9 New Computer Terms

Does anyone remember George Carlin, Woodstock and Hill Street Blues? – Then you have to refresh your vocabulary when you talk about the beloved computer. New technologies are being developed every day and, along with these new developments, new acronyms are appearing.

Recently, I learned that many technical terms and expressions are obsolete.

For example, do you remember Active Server Pages (ASP)? Well, they are becoming cloud computing, although both are pretty much the same thing. ASP or ASP Classic was the first server-wide Microsoft scripting engine designed for dynamically generated web pages.

Plus, the newly obsolete terms follow:

In the 1990s, the term “intranet” meant private networks running the Internet Protocol (IP) and others, such as the Hypertext Transfer Protocol (HTTP). Companies used internal websites that could only be used by their employees and were hosted behind firewalls. However, nowadays, private networks use IP, and a new term has been put in place. The Virtual Private Network (VPN) now describes private and individual IP networks.

The term “extranet” refers to private network connections based on Internet standards, such as IP and HTTP. These connections went out of the organization and could be used between companies. Often Point-to-Point Electronic Data Interchange (EDI) has been replaced by Extranets. But today, communications between trading partners can be accessed via the company’s VPN.

Today, the terms Internet and World Wide Web are identical to teenagers. If you make a mistake and mention that you surf the web, you will probably think of speaking a foreign language! So, if you want the younger audience to understand what you are saying, use “navigate” instead of “surf”.

In 1996, PointCase Network was released. This is a web service that sends news feeds to their subscribers. This network required too much network bandwidth and Really Simple Syndication (RSS) flow technology was developed. RSS is the preferred method for publishing information for Internet subscribers.

The term “application service provider” has been changed to “software as a service” (SaaS). Although both terms refer to software applications hosted by the provider. This software is purchased by subscription instead of owning and operating the program. The term ASP was popular before the end of the term dot-com. The buzzword today is “cloud computing”.

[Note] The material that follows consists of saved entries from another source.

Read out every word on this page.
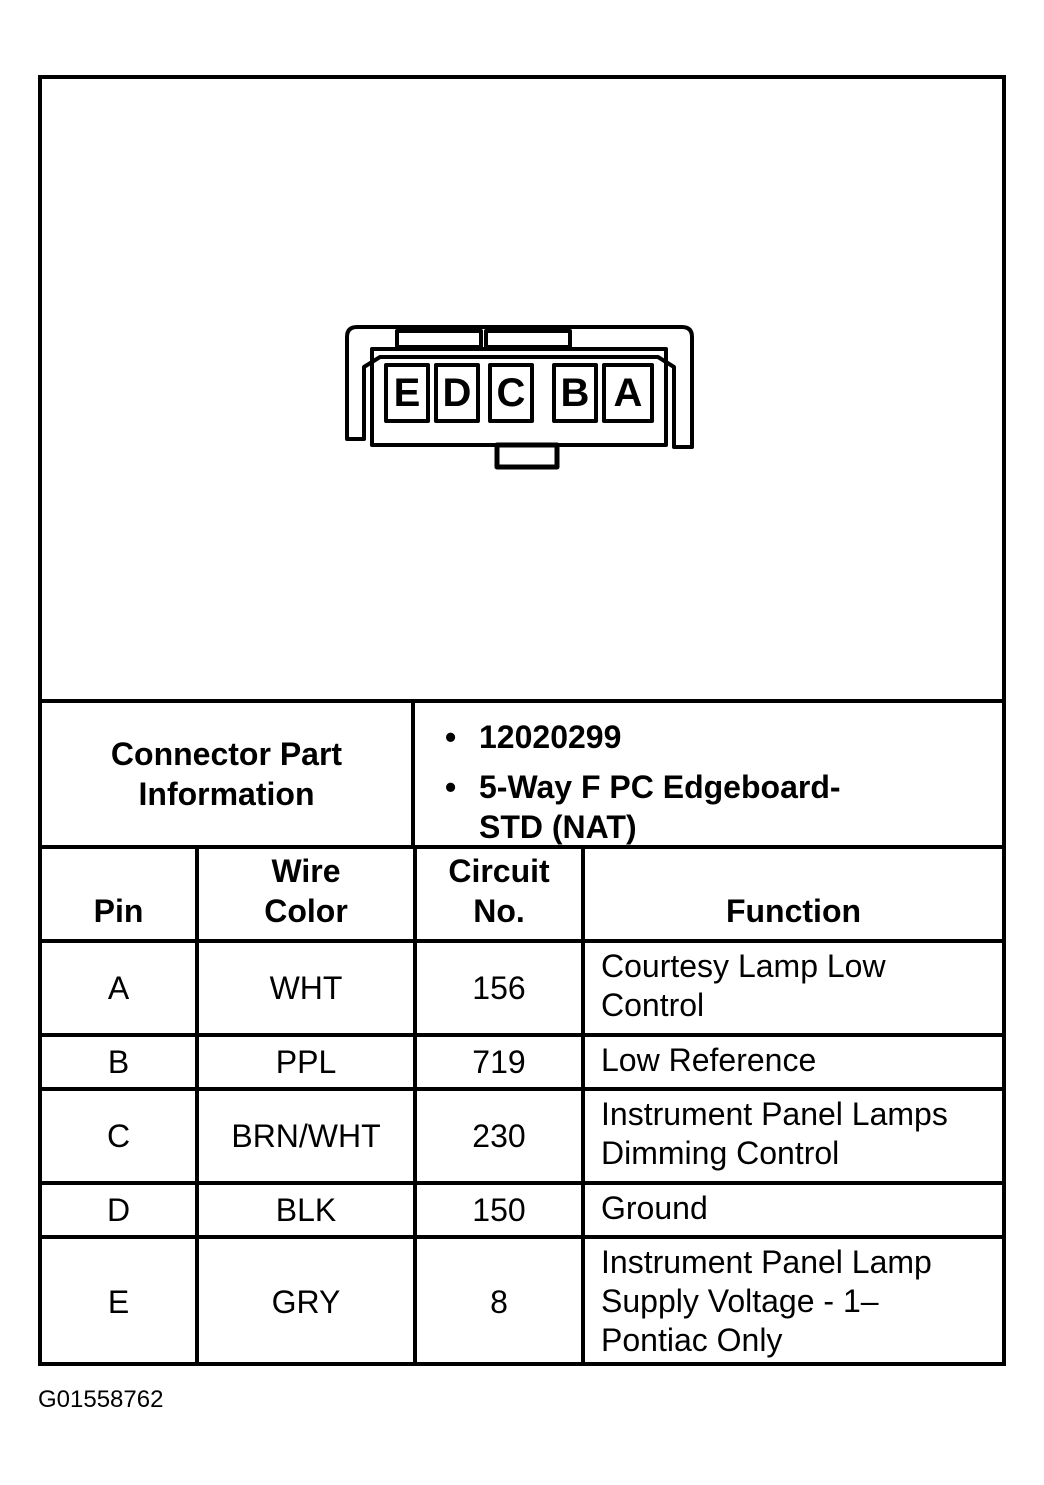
E D C B A
Connector Part Information
• 12020299
• 5-Way F PC Edgeboard-STD (NAT)
Pin	Wire Color	Circuit No.	Function
A	WHT	156	Courtesy Lamp Low Control
B	PPL	719	Low Reference
C	BRN/WHT	230	Instrument Panel Lamps Dimming Control
D	BLK	150	Ground
E	GRY	8	Instrument Panel Lamp Supply Voltage - 1– Pontiac Only
G01558762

In the early 1990s, John Sculley, the former CEO of Apple, had introduced the term “personal digital assistant” (PDA) Apple Newton, which referred to handhelds. This technology continued to be used in 1996. But, the Palm Pilot has become the big demand of the business world. Today, Blackberry and iPhone handhelds are called “smartphones.”

The term “Internet telephony” has been replaced by Voice over IP (VoIP). But, know that VoIP is also outdated, because very soon, phone calls will be routed over the Internet. Public switched telephone networks (PSTN) will be switched off. And the PSTN will soon be put into storage because all voice, video and data traffic will be transmitted over the Internet.

The well-known blog is really an abbreviated version of “Weblog”. This term appeared in the late 1990s and described the comments, opinions and statements published online by individuals. The Weblog gave birth to words such as “blogger” and “blogosphere”. Nowadays, people do not have the time to “blog” and are now “microblogging”. Twitter is becoming a generic term to produce 140 character comments or opinions, and the “blogosphere” will soon be gone.

The term “thin client”, popular in the early ’90s, referred to the alternative approach similar to an Oracle terminal. Larry Ellison has uncovered flaws in the client / server computing architecture and announced that “thin clients” were the way to improve network security and manageability. However, the “thin clients” have never replaced PCs, the concept is similar to that of “virtual office”.